Qualcuno forse ricorderà un’opera di un’artista geniale e controverso, Franciso Goya, autore di “Saturno che divora i suoi figli” una pittura parietale[1] che riprende una macabra vicenda mitologica della cosmogonia greca.  Al titano Crono (Saturno) era stato profetizzato che uno dei suoi figli lo avrebbe soppiantato e privato del potere e per questo motivo iniziò a divorare la sua prole, ma la moglie Rea riuscì a trarre in salvo un solo neonato, Zeus, che sfuggito alla furia divoratrice del padre diventerà poi il signore supremo di tutti gli dei.

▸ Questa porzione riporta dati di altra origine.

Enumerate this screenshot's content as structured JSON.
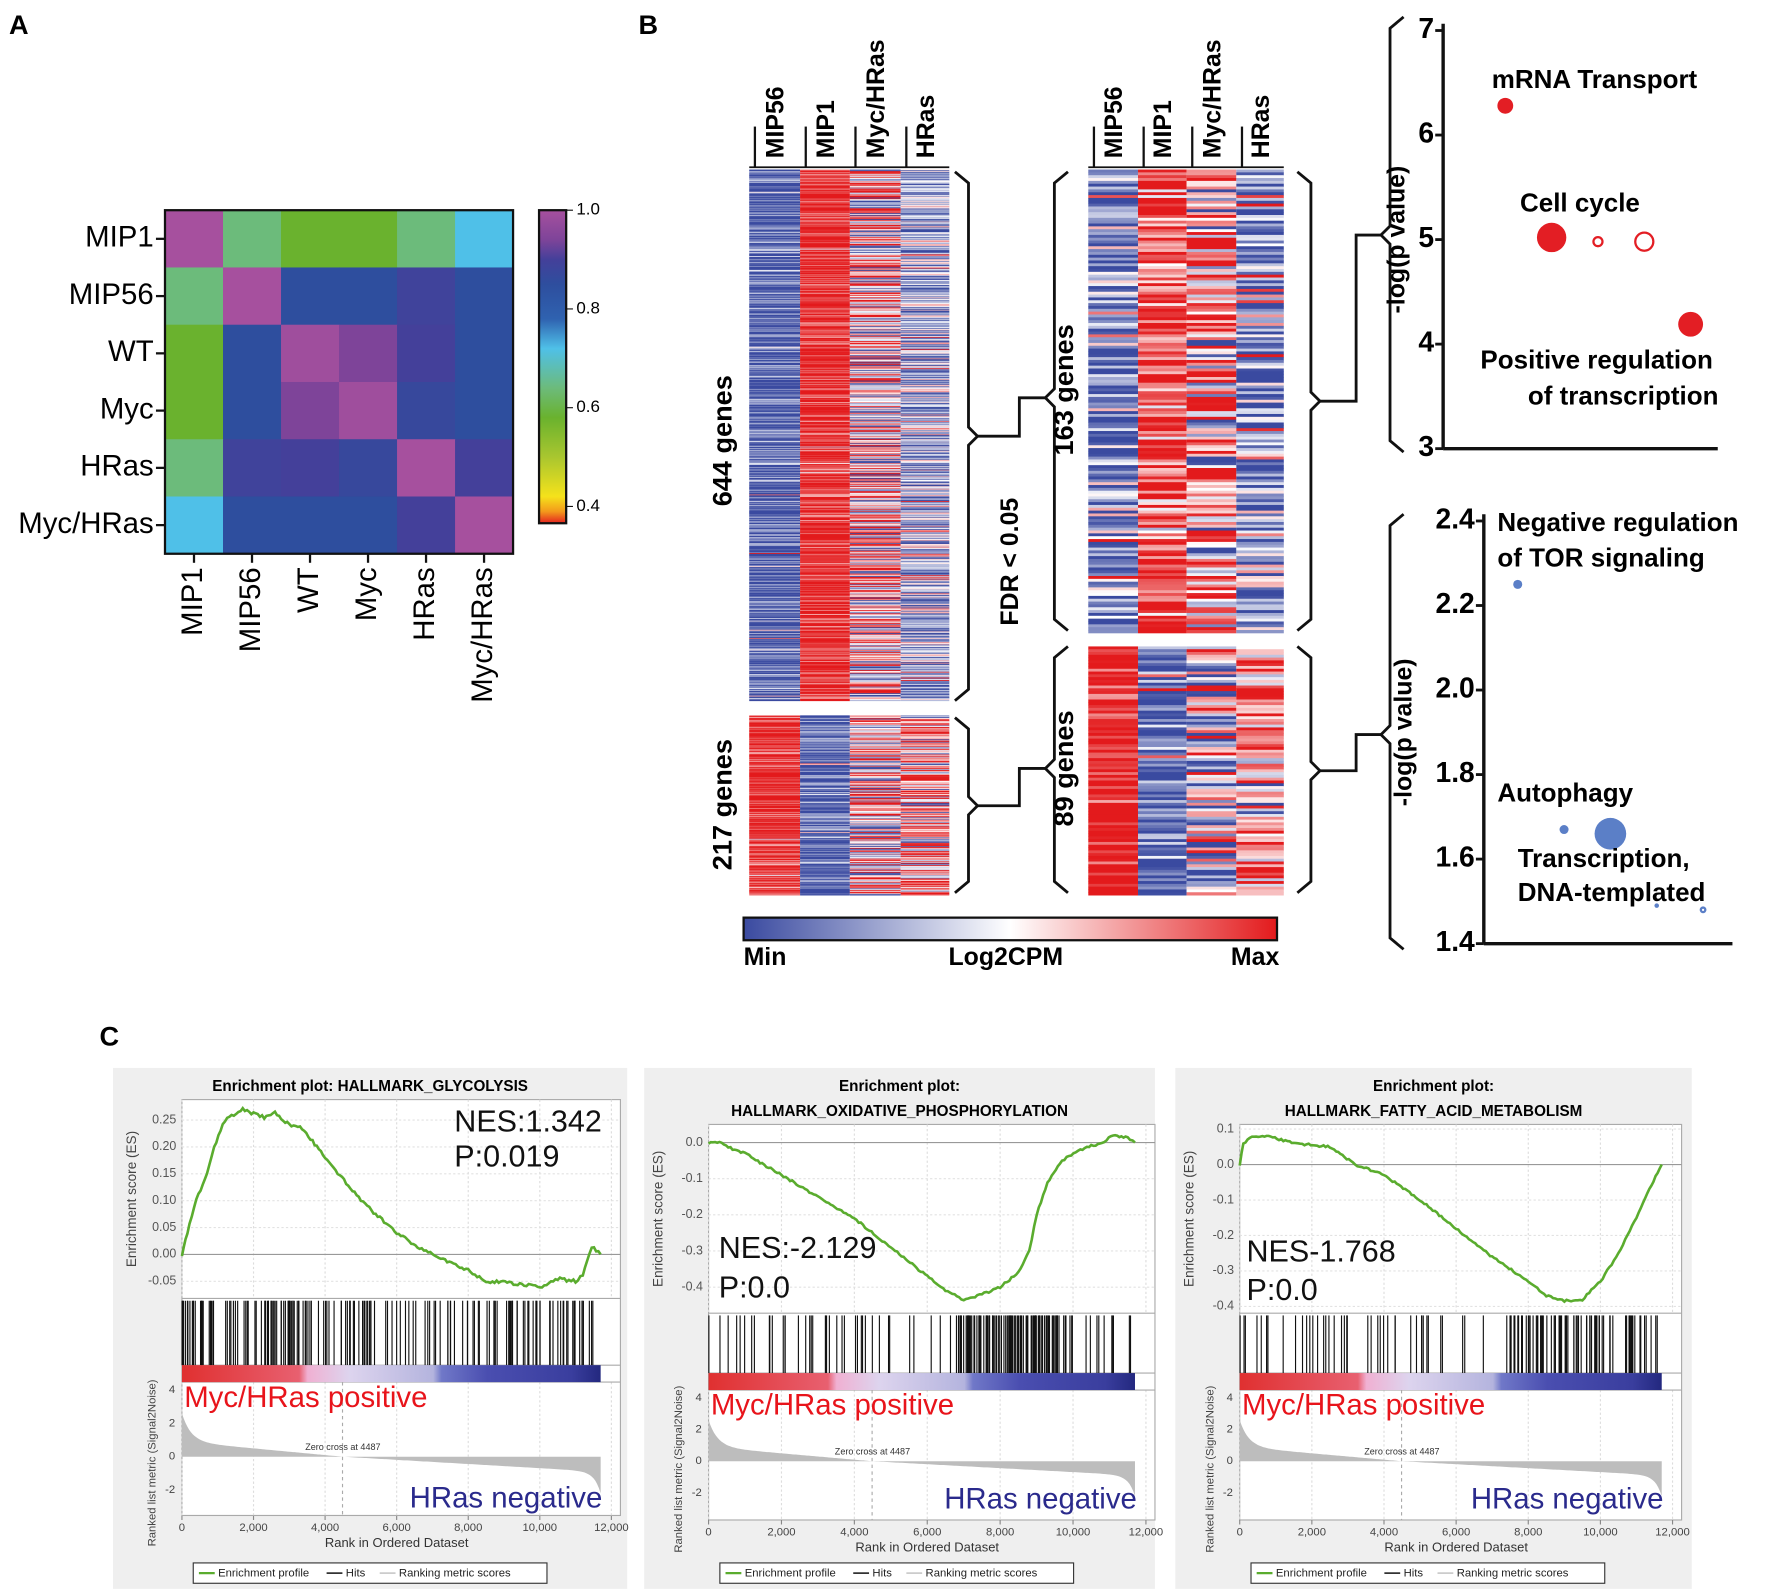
{
  "panel_labels": {
    "a": "A",
    "b": "B",
    "c": "C"
  },
  "chart_data": [
    {
      "id": "A",
      "type": "heatmap",
      "rows": [
        "MIP1",
        "MIP56",
        "WT",
        "Myc",
        "HRas",
        "Myc/HRas"
      ],
      "cols": [
        "MIP1",
        "MIP56",
        "WT",
        "Myc",
        "HRas",
        "Myc/HRas"
      ],
      "values": [
        [
          1.0,
          0.64,
          0.58,
          0.58,
          0.64,
          0.72
        ],
        [
          0.64,
          1.0,
          0.85,
          0.85,
          0.89,
          0.85
        ],
        [
          0.58,
          0.85,
          0.99,
          0.94,
          0.9,
          0.85
        ],
        [
          0.58,
          0.85,
          0.94,
          0.99,
          0.87,
          0.85
        ],
        [
          0.64,
          0.89,
          0.9,
          0.87,
          1.0,
          0.9
        ],
        [
          0.72,
          0.85,
          0.85,
          0.85,
          0.9,
          1.0
        ]
      ],
      "colorbar": {
        "range": [
          0.366,
          1.0
        ],
        "ticks": [
          "1.0",
          "0.8",
          "0.6",
          "0.4"
        ]
      }
    },
    {
      "id": "B-heatmap",
      "type": "heatmap",
      "columns": [
        "MIP56",
        "MIP1",
        "Myc/HRas",
        "HRas"
      ],
      "blocks": [
        {
          "label": "644 genes",
          "genes": 644,
          "side": "left",
          "column_means": [
            -0.85,
            0.9,
            0.1,
            -0.45
          ],
          "spread": [
            0.35,
            0.25,
            0.8,
            0.5
          ]
        },
        {
          "label": "217 genes",
          "genes": 217,
          "side": "left",
          "column_means": [
            0.9,
            -0.85,
            0.15,
            0.3
          ],
          "spread": [
            0.25,
            0.35,
            0.7,
            0.7
          ]
        },
        {
          "label": "163 genes",
          "genes": 163,
          "side": "right",
          "column_means": [
            -0.6,
            0.8,
            0.45,
            -0.55
          ],
          "spread": [
            0.5,
            0.45,
            0.7,
            0.6
          ]
        },
        {
          "label": "89 genes",
          "genes": 89,
          "side": "right",
          "column_means": [
            0.9,
            -0.8,
            -0.1,
            0.5
          ],
          "spread": [
            0.25,
            0.35,
            0.7,
            0.6
          ]
        }
      ],
      "fdr_label": "FDR < 0.05",
      "colorbar": {
        "min": "Min",
        "label": "Log2CPM",
        "max": "Max"
      },
      "colors": {
        "min": "#3a4aa0",
        "mid": "#ffffff",
        "max": "#e31a1c"
      }
    },
    {
      "id": "B-dot-up",
      "type": "scatter",
      "ylabel": "-log(p value)",
      "ylim": [
        3,
        7
      ],
      "yticks": [
        "7",
        "6",
        "5",
        "4",
        "3"
      ],
      "color": "#e31e24",
      "points": [
        {
          "x": 1,
          "y": 6.28,
          "size": 3,
          "filled": true
        },
        {
          "x": 2,
          "y": 5.02,
          "size": 6,
          "filled": true
        },
        {
          "x": 3,
          "y": 4.98,
          "size": 2,
          "filled": false
        },
        {
          "x": 4,
          "y": 4.98,
          "size": 4,
          "filled": false
        },
        {
          "x": 5,
          "y": 4.19,
          "size": 5,
          "filled": true
        }
      ],
      "annotations": [
        "mRNA Transport",
        "Cell cycle",
        "Positive regulation",
        "of transcription"
      ]
    },
    {
      "id": "B-dot-down",
      "type": "scatter",
      "ylabel": "-log(p value)",
      "ylim": [
        1.4,
        2.4
      ],
      "yticks": [
        "2.4",
        "2.2",
        "2.0",
        "1.8",
        "1.6",
        "1.4"
      ],
      "color": "#5b7fc7",
      "points": [
        {
          "x": 1,
          "y": 2.25,
          "size": 1.5,
          "filled": true
        },
        {
          "x": 2,
          "y": 1.67,
          "size": 1.5,
          "filled": true
        },
        {
          "x": 3,
          "y": 1.66,
          "size": 6.5,
          "filled": true
        },
        {
          "x": 4,
          "y": 1.49,
          "size": 0.5,
          "filled": true
        },
        {
          "x": 5,
          "y": 1.48,
          "size": 1,
          "filled": false
        }
      ],
      "annotations": [
        "Negative regulation",
        "of TOR signaling",
        "Autophagy",
        "Transcription,",
        "DNA-templated"
      ]
    },
    {
      "id": "C1",
      "type": "line",
      "title": [
        "Enrichment plot: HALLMARK_GLYCOLYSIS"
      ],
      "nes": "NES:1.342",
      "p": "P:0.019",
      "ylabel": "Enrichment score (ES)",
      "ylabel2": "Ranked list metric (Signal2Noise)",
      "xlabel": "Rank in Ordered Dataset",
      "ylim": [
        -0.082,
        0.288
      ],
      "yticks": [
        "0.25",
        "0.20",
        "0.15",
        "0.10",
        "0.05",
        "0.00",
        "-0.05"
      ],
      "metric_ticks": [
        "4",
        "2",
        "0",
        "-2"
      ],
      "xticks": [
        "0",
        "2,000",
        "4,000",
        "6,000",
        "8,000",
        "10,000",
        "12,000"
      ],
      "zero_cross": "Zero cross at 4487",
      "zero_cross_rank": 4487,
      "n_genes": 11700,
      "positive_label": "Myc/HRas positive",
      "negative_label": "HRas negative",
      "legend": [
        "Enrichment profile",
        "Hits",
        "Ranking metric scores"
      ],
      "es_curve": [
        [
          0,
          0
        ],
        [
          150,
          0.04
        ],
        [
          400,
          0.1
        ],
        [
          700,
          0.15
        ],
        [
          900,
          0.2
        ],
        [
          1200,
          0.25
        ],
        [
          1700,
          0.27
        ],
        [
          2000,
          0.262
        ],
        [
          2300,
          0.255
        ],
        [
          2600,
          0.265
        ],
        [
          3000,
          0.24
        ],
        [
          3300,
          0.24
        ],
        [
          4000,
          0.18
        ],
        [
          5000,
          0.1
        ],
        [
          6000,
          0.04
        ],
        [
          6700,
          0.01
        ],
        [
          7000,
          0.0
        ],
        [
          8000,
          -0.03
        ],
        [
          8500,
          -0.05
        ],
        [
          9500,
          -0.055
        ],
        [
          10000,
          -0.062
        ],
        [
          10500,
          -0.045
        ],
        [
          11000,
          -0.05
        ],
        [
          11200,
          -0.04
        ],
        [
          11450,
          0.015
        ],
        [
          11700,
          0.0
        ]
      ],
      "hits_profile": [
        [
          0,
          3500,
          70
        ],
        [
          3500,
          7500,
          45
        ],
        [
          7500,
          11500,
          55
        ]
      ]
    },
    {
      "id": "C2",
      "type": "line",
      "title": [
        "Enrichment plot:",
        "HALLMARK_OXIDATIVE_PHOSPHORYLATION"
      ],
      "nes": "NES:-2.129",
      "p": "P:0.0",
      "ylabel": "Enrichment score (ES)",
      "ylabel2": "Ranked list metric (Signal2Noise)",
      "xlabel": "Rank in Ordered Dataset",
      "ylim": [
        -0.472,
        0.05
      ],
      "yticks": [
        "0.0",
        "-0.1",
        "-0.2",
        "-0.3",
        "-0.4"
      ],
      "metric_ticks": [
        "4",
        "2",
        "0",
        "-2"
      ],
      "xticks": [
        "0",
        "2,000",
        "4,000",
        "6,000",
        "8,000",
        "10,000",
        "12,000"
      ],
      "zero_cross": "Zero cross at 4487",
      "zero_cross_rank": 4487,
      "n_genes": 11700,
      "positive_label": "Myc/HRas positive",
      "negative_label": "HRas negative",
      "legend": [
        "Enrichment profile",
        "Hits",
        "Ranking metric scores"
      ],
      "es_curve": [
        [
          0,
          0
        ],
        [
          300,
          0.0
        ],
        [
          600,
          -0.015
        ],
        [
          1000,
          -0.03
        ],
        [
          2000,
          -0.09
        ],
        [
          3000,
          -0.15
        ],
        [
          4000,
          -0.21
        ],
        [
          5000,
          -0.29
        ],
        [
          6000,
          -0.37
        ],
        [
          6500,
          -0.41
        ],
        [
          7000,
          -0.435
        ],
        [
          7500,
          -0.42
        ],
        [
          8000,
          -0.4
        ],
        [
          8500,
          -0.36
        ],
        [
          8800,
          -0.3
        ],
        [
          9000,
          -0.2
        ],
        [
          9300,
          -0.11
        ],
        [
          9700,
          -0.05
        ],
        [
          10200,
          -0.02
        ],
        [
          10800,
          0.0
        ],
        [
          11100,
          0.02
        ],
        [
          11500,
          0.015
        ],
        [
          11700,
          0.0
        ]
      ],
      "hits_profile": [
        [
          0,
          6800,
          40
        ],
        [
          6800,
          9600,
          110
        ],
        [
          9600,
          11700,
          18
        ]
      ]
    },
    {
      "id": "C3",
      "type": "line",
      "title": [
        "Enrichment plot:",
        "HALLMARK_FATTY_ACID_METABOLISM"
      ],
      "nes": "NES-1.768",
      "p": "P:0.0",
      "ylabel": "Enrichment score (ES)",
      "ylabel2": "Ranked list metric (Signal2Noise)",
      "xlabel": "Rank in Ordered Dataset",
      "ylim": [
        -0.419,
        0.113
      ],
      "yticks": [
        "0.1",
        "0.0",
        "-0.1",
        "-0.2",
        "-0.3",
        "-0.4"
      ],
      "metric_ticks": [
        "4",
        "2",
        "0",
        "-2"
      ],
      "xticks": [
        "0",
        "2,000",
        "4,000",
        "6,000",
        "8,000",
        "10,000",
        "12,000"
      ],
      "zero_cross": "Zero cross at 4487",
      "zero_cross_rank": 4487,
      "n_genes": 11700,
      "positive_label": "Myc/HRas positive",
      "negative_label": "HRas negative",
      "legend": [
        "Enrichment profile",
        "Hits",
        "Ranking metric scores"
      ],
      "es_curve": [
        [
          0,
          0
        ],
        [
          100,
          0.06
        ],
        [
          400,
          0.08
        ],
        [
          800,
          0.08
        ],
        [
          1500,
          0.06
        ],
        [
          2500,
          0.05
        ],
        [
          3200,
          0.0
        ],
        [
          4000,
          -0.03
        ],
        [
          5000,
          -0.1
        ],
        [
          6000,
          -0.18
        ],
        [
          7000,
          -0.26
        ],
        [
          8000,
          -0.33
        ],
        [
          8500,
          -0.37
        ],
        [
          9000,
          -0.385
        ],
        [
          9500,
          -0.38
        ],
        [
          10000,
          -0.33
        ],
        [
          10500,
          -0.25
        ],
        [
          11000,
          -0.15
        ],
        [
          11300,
          -0.08
        ],
        [
          11700,
          0.0
        ]
      ],
      "hits_profile": [
        [
          0,
          7500,
          45
        ],
        [
          7500,
          11200,
          70
        ],
        [
          11200,
          11600,
          5
        ]
      ]
    }
  ]
}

Ecco che la terribile profezia di un’intelligenza artificiale che ci soppianterà non deve farci scadere nella furia divoratrice di tutto quello che ci circonda, o al contrario, lasciare abdicare la salvezza di questa figlia del nostro tempo ad un intervento di fortuna, tale da farle prendere il sopravvento e soppiantarci (realmente) un giorno, fino a privarci del nostro umano potere.

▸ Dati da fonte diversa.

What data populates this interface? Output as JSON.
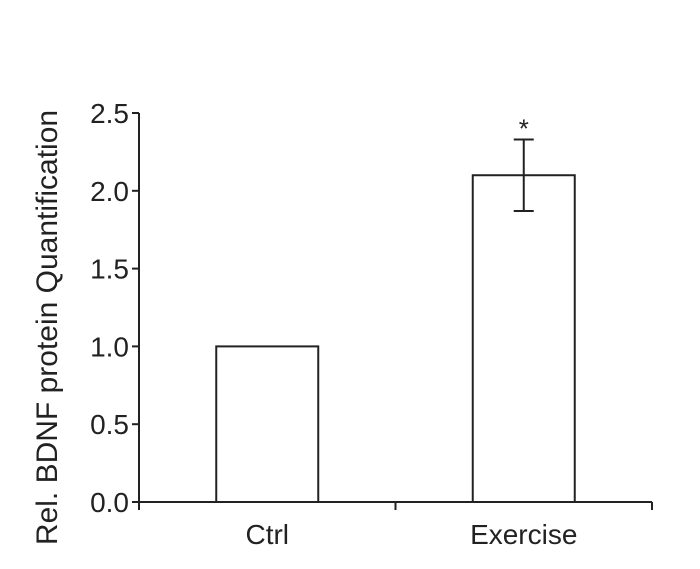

I Greci ci avevano visto lungo come sempre e Goya si fa interprete di un messaggio di inquietudine filtrato attraverso una vicenda che si ripropone ciclicamente nella storia dell’uomo e ci porta, oggi, a essere in presenza di un bivio.

Eppure, se si continua a percepire questo percorso come un continuo alternarsi di dicotomie e strade che si separano, temo che il rischio sia quello di lasciarsi sovrastare da una tecnologia che diventi la più terribile delle tecnofagie e non lascerà spazio per ulteriori margini di evoluzione.

Gli articoli che leggerete propongono invece di trovare delle strade di salvezza, salvaguardando la via della conciliazione tra digitale ed umano, per una strada che riesca realmente ad abbracciare e dipanare la complessità del nostro tempo all’insegna di una vera compliance.

Auguro una buona lettura a nome dello Staff di Digitalaw.

 

 

[1] Nell’ultimo periodo della sua vita, in preda ai postumi di una terribile malattia che lo aveva reso sordo, Goya diede vita al ciclo delle “pitture nere” che allestivano la casa presso cui dimorò per qualche anno (La Quinta del sordo). Tra le  più macabre compare proprio “Saturno che divora i suoi figli”, che adornava la sua camera da letto.